Facebook has City Guides in mobile app (not mobile web). “It is not some kind of jaw-dropping, killer app or piece of functionality but, in fact, a simple way of collating all the likely elements that a traveler would want when they are in a destination.” Read more about Facebook City Guides on Tnooz.
More to come from Facebook. They are building a travel vertical. Here are job positions for Facebook Travel (snapshot below, in a case of closed positions). Reminder: Facebook already hired former online travel executive Nikhilesh Ponde from Expedia, and confirmed this hire.
Facebook has a Places Graph with 140M places around the world — the same data that powers Facebook, Instagram, and Messenger. There are Search, Current Place, and Place Information endpoints, so you can find places relevant to your users and provide helpful information about each location. The Places Graph is free for software developers, processing trillions of queries nowadays.
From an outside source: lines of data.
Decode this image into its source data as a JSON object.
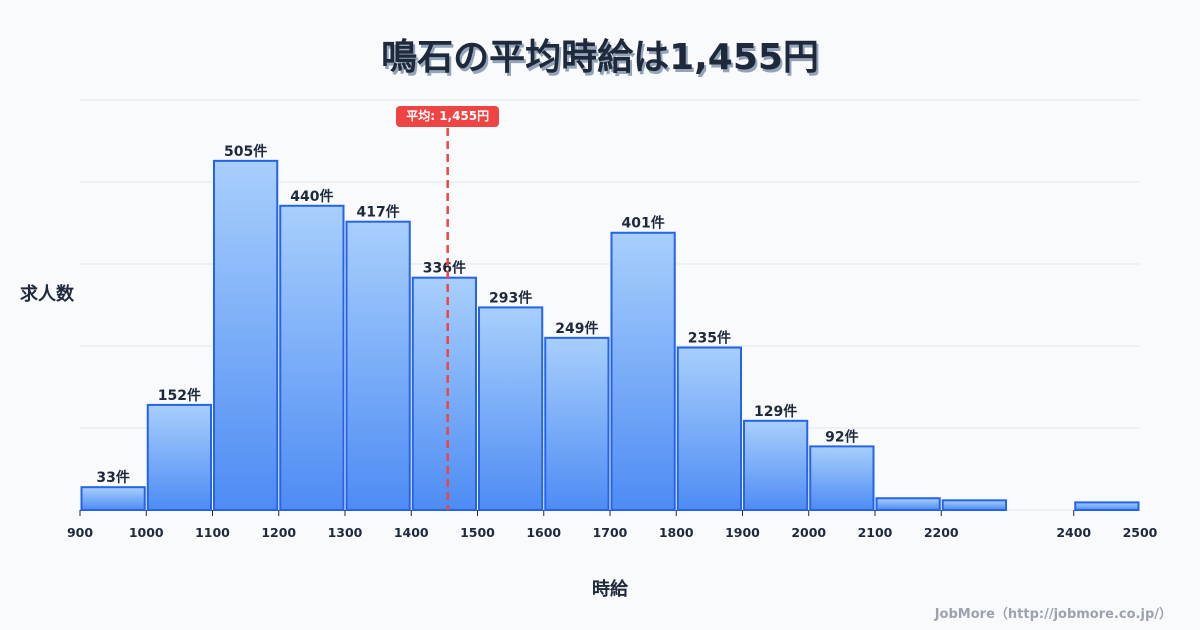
{
  "header": {
    "title": "鳴石の平均時給は1,455円"
  },
  "axes": {
    "ylabel": "求人数",
    "xlabel": "時給"
  },
  "average": {
    "badge": "平均: 1,455円",
    "value": 1455,
    "color": "#ef4444"
  },
  "credit": "JobMore（http://jobmore.co.jp/）",
  "colors": {
    "bar_top": "#a8cffc",
    "bar_bottom": "#4e8cf4",
    "bar_border": "#2563eb",
    "grid": "#e2e8f0",
    "text": "#1e293b"
  },
  "chart_data": {
    "type": "bar",
    "title": "鳴石の平均時給は1,455円",
    "xlabel": "時給",
    "ylabel": "求人数",
    "bins": [
      {
        "start": 900,
        "end": 1000,
        "count": 33,
        "label": "33件"
      },
      {
        "start": 1000,
        "end": 1100,
        "count": 152,
        "label": "152件"
      },
      {
        "start": 1100,
        "end": 1200,
        "count": 505,
        "label": "505件"
      },
      {
        "start": 1200,
        "end": 1300,
        "count": 440,
        "label": "440件"
      },
      {
        "start": 1300,
        "end": 1400,
        "count": 417,
        "label": "417件"
      },
      {
        "start": 1400,
        "end": 1500,
        "count": 336,
        "label": "336件"
      },
      {
        "start": 1500,
        "end": 1600,
        "count": 293,
        "label": "293件"
      },
      {
        "start": 1600,
        "end": 1700,
        "count": 249,
        "label": "249件"
      },
      {
        "start": 1700,
        "end": 1800,
        "count": 401,
        "label": "401件"
      },
      {
        "start": 1800,
        "end": 1900,
        "count": 235,
        "label": "235件"
      },
      {
        "start": 1900,
        "end": 2000,
        "count": 129,
        "label": "129件"
      },
      {
        "start": 2000,
        "end": 2100,
        "count": 92,
        "label": "92件"
      },
      {
        "start": 2100,
        "end": 2200,
        "count": 17,
        "label": ""
      },
      {
        "start": 2200,
        "end": 2300,
        "count": 14,
        "label": ""
      },
      {
        "start": 2400,
        "end": 2500,
        "count": 11,
        "label": ""
      }
    ],
    "x_ticks": [
      900,
      1000,
      1100,
      1200,
      1300,
      1400,
      1500,
      1600,
      1700,
      1800,
      1900,
      2000,
      2100,
      2200,
      2400,
      2500
    ],
    "xlim": [
      900,
      2500
    ],
    "ylim": [
      0,
      593
    ],
    "grid": true,
    "gridlines": 5,
    "mean_line": 1455,
    "mean_label": "平均: 1,455円"
  }
}
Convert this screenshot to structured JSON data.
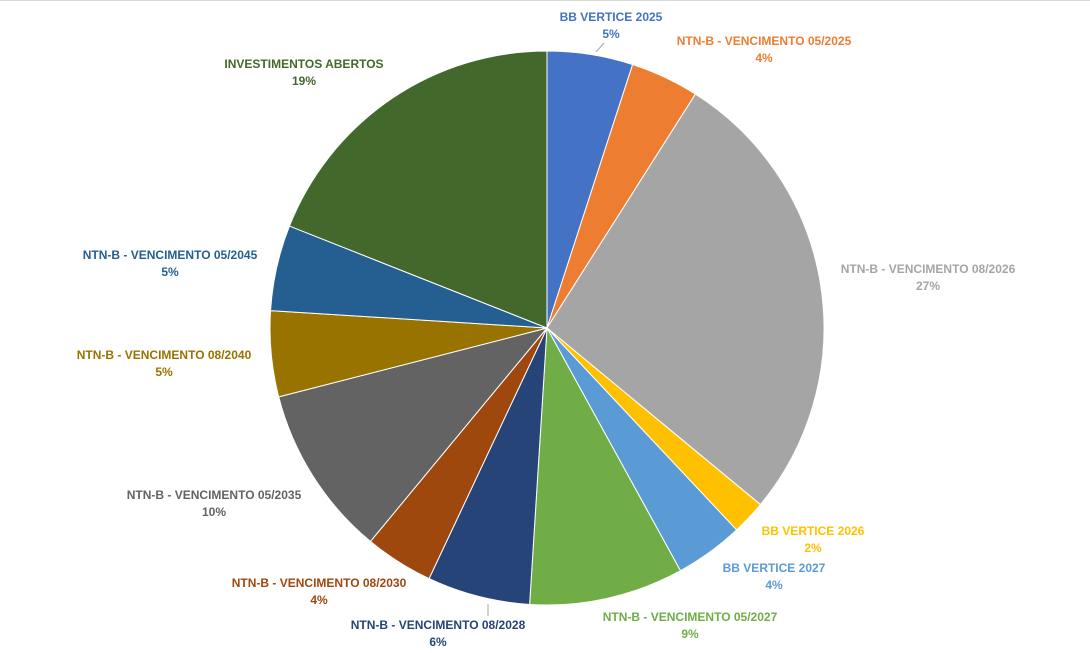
{
  "chart_data": {
    "type": "pie",
    "categories": [
      "BB VERTICE 2025",
      "NTN-B - VENCIMENTO 05/2025",
      "NTN-B - VENCIMENTO 08/2026",
      "BB VERTICE 2026",
      "BB VERTICE 2027",
      "NTN-B - VENCIMENTO 05/2027",
      "NTN-B - VENCIMENTO 08/2028",
      "NTN-B - VENCIMENTO 08/2030",
      "NTN-B - VENCIMENTO 05/2035",
      "NTN-B - VENCIMENTO 08/2040",
      "NTN-B - VENCIMENTO 05/2045",
      "INVESTIMENTOS ABERTOS"
    ],
    "values": [
      5,
      4,
      27,
      2,
      4,
      9,
      6,
      4,
      10,
      5,
      5,
      19
    ],
    "value_labels": [
      "5%",
      "4%",
      "27%",
      "2%",
      "4%",
      "9%",
      "6%",
      "4%",
      "10%",
      "5%",
      "5%",
      "19%"
    ],
    "colors": [
      "#4472c4",
      "#ed7d31",
      "#a5a5a5",
      "#ffc000",
      "#5b9bd5",
      "#70ad47",
      "#264478",
      "#9e480e",
      "#636363",
      "#997300",
      "#255e91",
      "#43682b"
    ]
  }
}
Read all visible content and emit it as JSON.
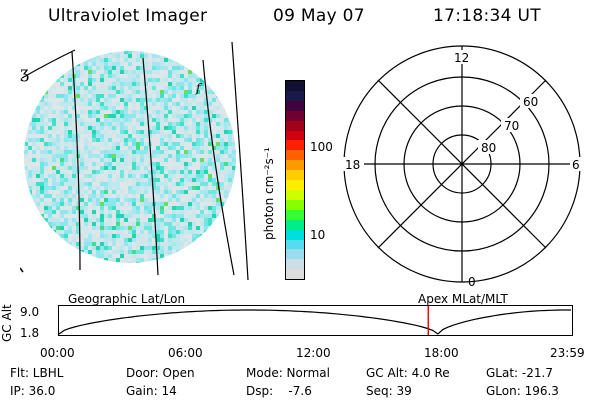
{
  "header": {
    "title": "Ultraviolet Imager",
    "date": "09 May 07",
    "time": "17:18:34 UT"
  },
  "colorbar": {
    "unit_label": "photon cm⁻²s⁻¹",
    "ticks": [
      "100",
      "10"
    ],
    "colors": [
      "#111133",
      "#1a1a4a",
      "#400040",
      "#700030",
      "#a00018",
      "#d00010",
      "#ff2000",
      "#ff6000",
      "#ff9900",
      "#ffcc00",
      "#ffee00",
      "#ccff00",
      "#88ff00",
      "#33ff33",
      "#00ee88",
      "#00dddd",
      "#55ddee",
      "#99ddee",
      "#ccdde6",
      "#dddddd"
    ]
  },
  "polar_plot": {
    "hour_labels": {
      "top": "12",
      "left": "18",
      "right": "6",
      "bottom": "0"
    },
    "lat_labels": [
      "60",
      "70",
      "80"
    ]
  },
  "timeline": {
    "y_label": "GC Alt",
    "y_ticks": [
      "9.0",
      "1.8"
    ],
    "left_title": "Geographic Lat/Lon",
    "right_title": "Apex MLat/MLT",
    "x_ticks": [
      "00:00",
      "06:00",
      "12:00",
      "18:00",
      "23:59"
    ],
    "marker_time_hours": 17.31,
    "marker_color": "#ff0000"
  },
  "status": {
    "row1": [
      "Flt: LBHL",
      "Door: Open",
      "Mode: Normal",
      "GC Alt: 4.0 Re",
      "GLat: -21.7"
    ],
    "row2": [
      "IP: 36.0",
      "Gain: 14",
      "Dsp:    -7.6",
      "Seq: 39",
      "GLon: 196.3"
    ]
  },
  "image_colors": {
    "background_palette": [
      "#dde6e8",
      "#cfe6ea",
      "#bfe8ee",
      "#a6e6ee",
      "#8ee6ee",
      "#6fe6e0",
      "#3fe0c8",
      "#22d4b0",
      "#44dd88",
      "#66dd66"
    ]
  }
}
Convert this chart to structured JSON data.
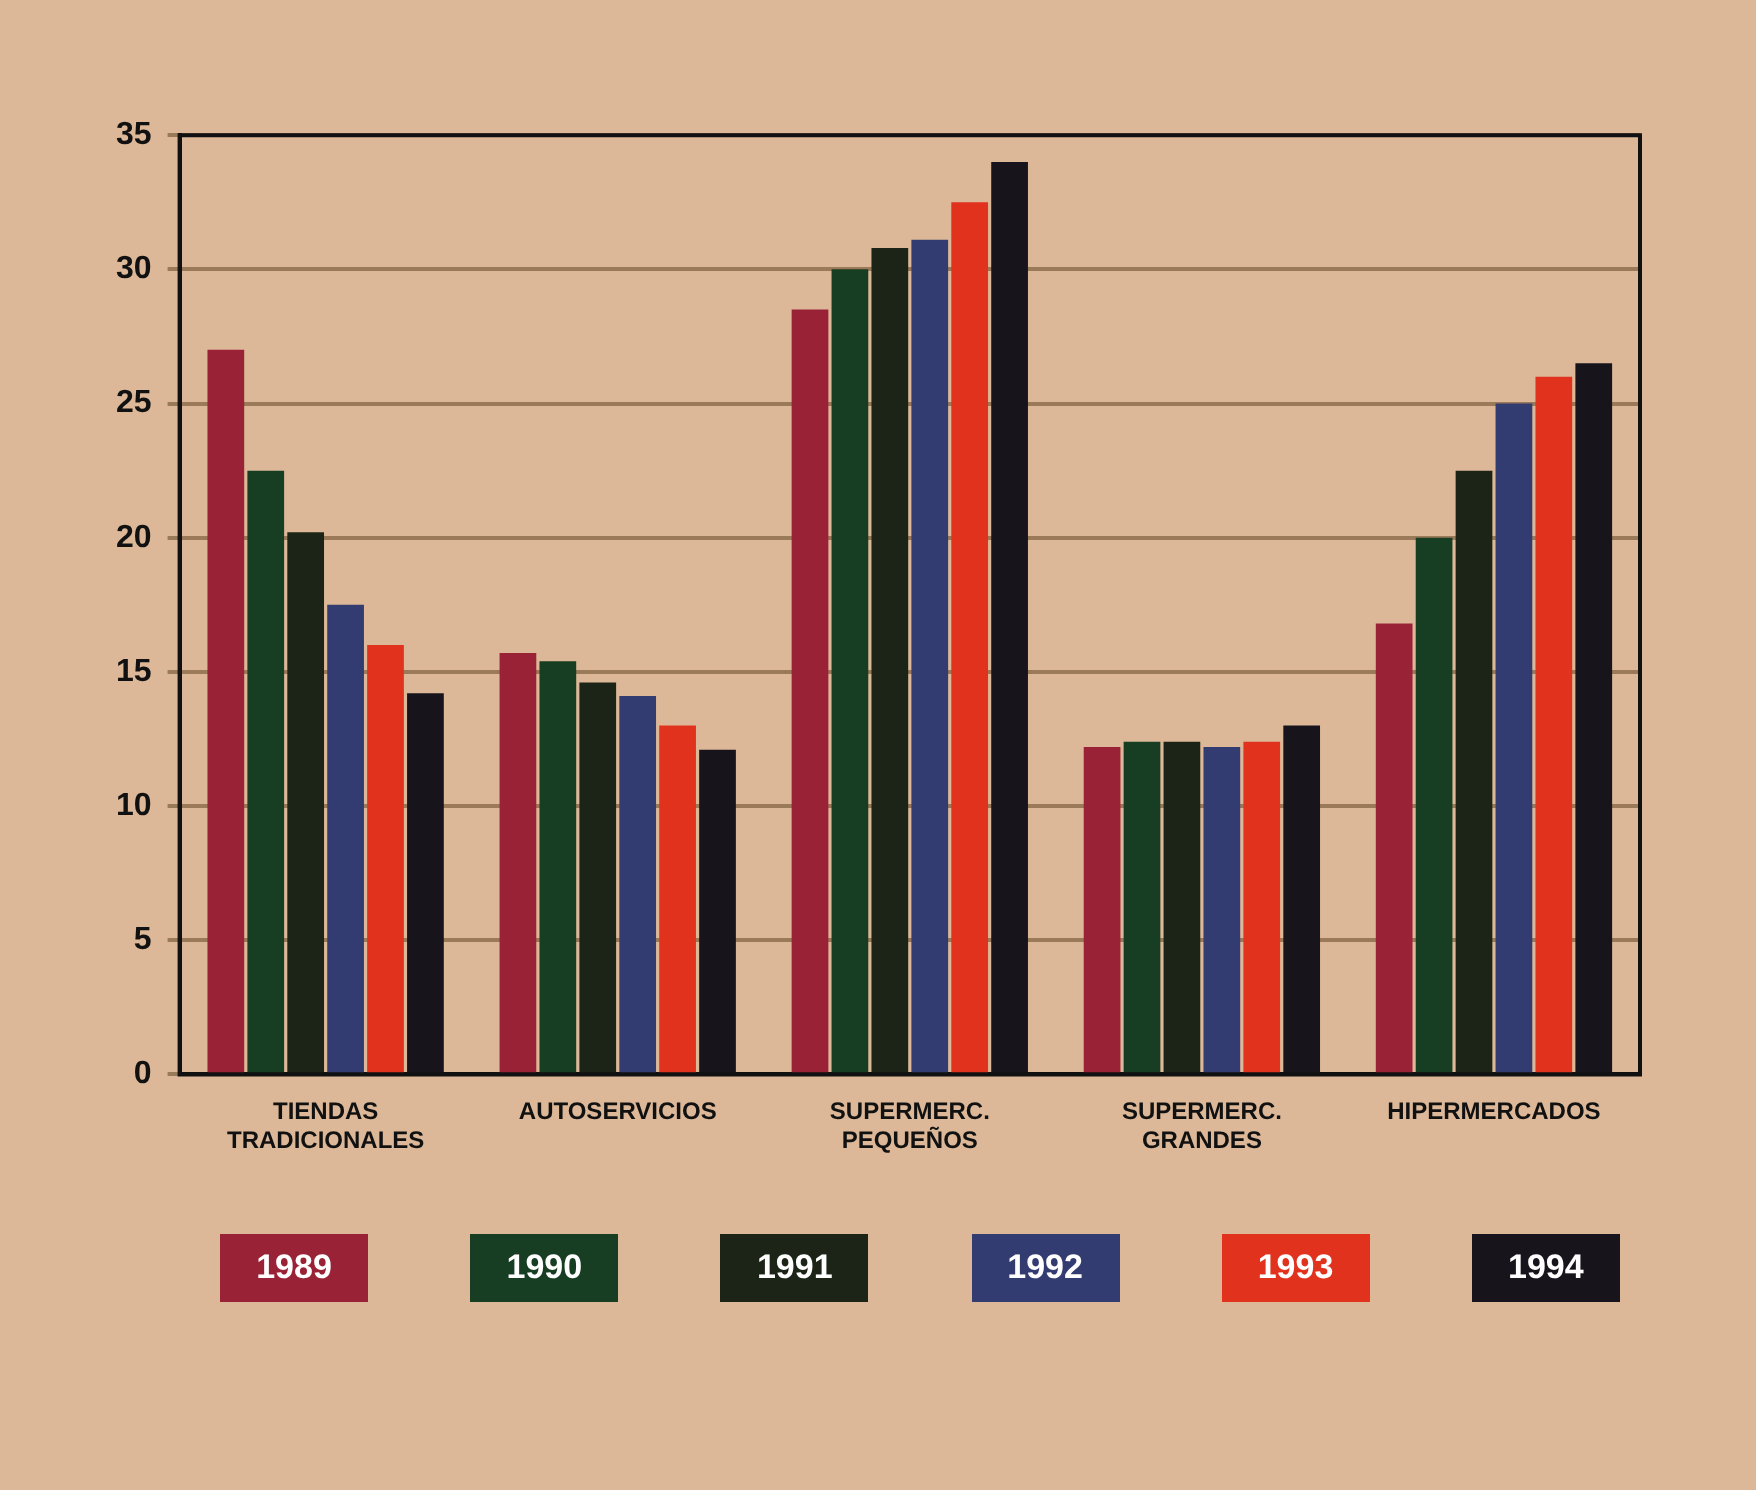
{
  "chart_data": {
    "type": "bar",
    "categories": [
      "TIENDAS TRADICIONALES",
      "AUTOSERVICIOS",
      "SUPERMERC. PEQUEÑOS",
      "SUPERMERC. GRANDES",
      "HIPERMERCADOS"
    ],
    "series": [
      {
        "name": "1989",
        "color": "#9a2236",
        "values": [
          27,
          15.7,
          28.5,
          12.2,
          16.8
        ]
      },
      {
        "name": "1990",
        "color": "#173d22",
        "values": [
          22.5,
          15.4,
          30,
          12.4,
          20
        ]
      },
      {
        "name": "1991",
        "color": "#1c2417",
        "values": [
          20.2,
          14.6,
          30.8,
          12.4,
          22.5
        ]
      },
      {
        "name": "1992",
        "color": "#323c70",
        "values": [
          17.5,
          14.1,
          31.1,
          12.2,
          25
        ]
      },
      {
        "name": "1993",
        "color": "#e0321c",
        "values": [
          16,
          13,
          32.5,
          12.4,
          26
        ]
      },
      {
        "name": "1994",
        "color": "#18141c",
        "values": [
          14.2,
          12.1,
          34,
          13,
          26.5
        ]
      }
    ],
    "ylim": [
      0,
      35
    ],
    "yticks": [
      0,
      5,
      10,
      15,
      20,
      25,
      30,
      35
    ],
    "grid": "y",
    "legend": "bottom"
  }
}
Possible to search for places, enable place discovery, location sharing, and geo-tagging, add location awareness to your app, understand people’s current place, and access information about it. Places Graph SDK is available for Android and iOS.
Curiosio
“Composer. I want this service — I enter places in a city, it makes a plan. Or I enter cities that I want to visit, and it builds a route for me. Or I name the countries, and it tells how to better and faster visit them. This service must do it all within time and budget constraints, these are two main parameters. There is nothing even close to this out there. Many could show [as maximum] options from point to point. But the future is in organization of relations between N points.” — Artemy Lebedev
Many people want this service. Curiosio will be finding the most curious trip in any geography by your interests within desired time & budget. Curiosio is powered by the AI optimization engine called Ingeenee. Ingeenee solves NP-complete complexity. Tourists get better trips: either more travel value for same money & duration, or savings of money & time for same travel value, or both benefits simultaneously — more travel value with savings. There is simplistic beta1, pre-MVP beta2, and we are currently working on beta3; showcase is planned in Nov 2018 at two AI conferences.
Ingeenee could be connected to any knowledge graph of POIs (availability, weather), any inventory (lodging, tours, experiences), any booking (lodging, flight, car, concerts), any inter-city transportation, any intra-city transportation, any user interests, any comfort and safety, and UI AI.
Ingeenee is designed on top of our own knowledge graph and routing technology. Flights to be added a bit later; we’re working with partners on this matter. Experiences are on the road map; we’ll start working with partners in 2019. When the new era is settled with Big Three — Airbnb, Google, Facebook — by 2020 or so, we could connect with their knowledge graphs, inventories, experiences, users, devices.
Curiosio is an interactive layer over Ingeenee. We want Curiosio to stand out with look & feel out there. From 2020 Curiosio will be UI AI (with emotional intelligence) for planning and in-destination.